Gaudi 3 is coming to mezzanine (OAM) and PCIe add-in card formats as well as a universal baseboard form factor intended for use in big clusters. Intel says that developers may be able to migrate their models to run on Gaudi in as little as three lines of code; Stability AI says it took “less than a day” to move over to Intel’s hardware. These parts will be sampling to customers very soon, while mass production happens in the back half of the year.

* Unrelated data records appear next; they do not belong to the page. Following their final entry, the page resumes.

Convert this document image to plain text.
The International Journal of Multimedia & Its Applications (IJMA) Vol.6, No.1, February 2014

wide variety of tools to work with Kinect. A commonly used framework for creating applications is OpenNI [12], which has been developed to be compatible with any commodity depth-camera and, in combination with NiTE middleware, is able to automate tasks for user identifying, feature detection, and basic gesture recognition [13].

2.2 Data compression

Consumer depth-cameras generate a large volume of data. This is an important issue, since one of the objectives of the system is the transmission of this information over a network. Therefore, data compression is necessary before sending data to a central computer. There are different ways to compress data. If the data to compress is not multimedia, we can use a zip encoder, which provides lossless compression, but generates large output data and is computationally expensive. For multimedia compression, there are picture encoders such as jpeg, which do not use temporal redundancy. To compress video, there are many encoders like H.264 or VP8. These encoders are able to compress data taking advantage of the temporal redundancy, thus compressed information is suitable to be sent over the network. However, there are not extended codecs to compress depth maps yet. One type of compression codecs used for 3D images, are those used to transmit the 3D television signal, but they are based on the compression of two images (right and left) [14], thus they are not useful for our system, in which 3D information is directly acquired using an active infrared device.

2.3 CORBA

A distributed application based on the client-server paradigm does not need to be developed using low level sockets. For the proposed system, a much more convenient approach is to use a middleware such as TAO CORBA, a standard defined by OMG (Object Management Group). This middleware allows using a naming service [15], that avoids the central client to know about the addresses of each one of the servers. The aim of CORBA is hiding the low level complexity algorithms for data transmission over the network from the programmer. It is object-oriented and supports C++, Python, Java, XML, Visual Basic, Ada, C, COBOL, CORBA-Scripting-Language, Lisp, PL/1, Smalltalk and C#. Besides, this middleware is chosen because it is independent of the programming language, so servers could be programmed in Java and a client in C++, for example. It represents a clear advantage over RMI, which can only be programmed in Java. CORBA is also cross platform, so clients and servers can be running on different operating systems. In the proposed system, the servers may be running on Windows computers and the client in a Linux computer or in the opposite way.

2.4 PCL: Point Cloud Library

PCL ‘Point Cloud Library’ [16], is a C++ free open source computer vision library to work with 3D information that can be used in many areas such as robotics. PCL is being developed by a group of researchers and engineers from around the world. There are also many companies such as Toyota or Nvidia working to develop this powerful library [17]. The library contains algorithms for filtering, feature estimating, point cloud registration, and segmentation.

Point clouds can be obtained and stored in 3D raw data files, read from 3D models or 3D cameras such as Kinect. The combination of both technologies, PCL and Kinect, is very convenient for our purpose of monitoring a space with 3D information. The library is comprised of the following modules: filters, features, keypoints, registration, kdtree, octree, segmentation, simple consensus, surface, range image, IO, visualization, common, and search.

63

Intel Xeon 6 Product Family Announced

xeon pcore ecore

But what about the new Xeons we mentioned? Well, it turns out that Intel is wrapping up its Sierra Forest Xeons—sporting up to 288 Crestmont e-cores—into the same product family with its upcoming Granite Rapids CPUs. Those parts are more traditional Xeon CPUs, with lots of big and fast P-cores. The entirety of both processor families is collectively being branded “Xeon 6” by Intel.

xeon efficiency

Intel shared few details about either processor family at the moment, although the chipmaker did offer the slide above promising a yearly power reduction of over one megawatt in the case that someone replaces some old 2nd-gen Xeons with brand spanking new Sierra Forest parts. We reckon there are a few more details on Sierra Forest because those chips are expected to launch any day now, while Granite Rapids will come “shortly after“, according to Intel.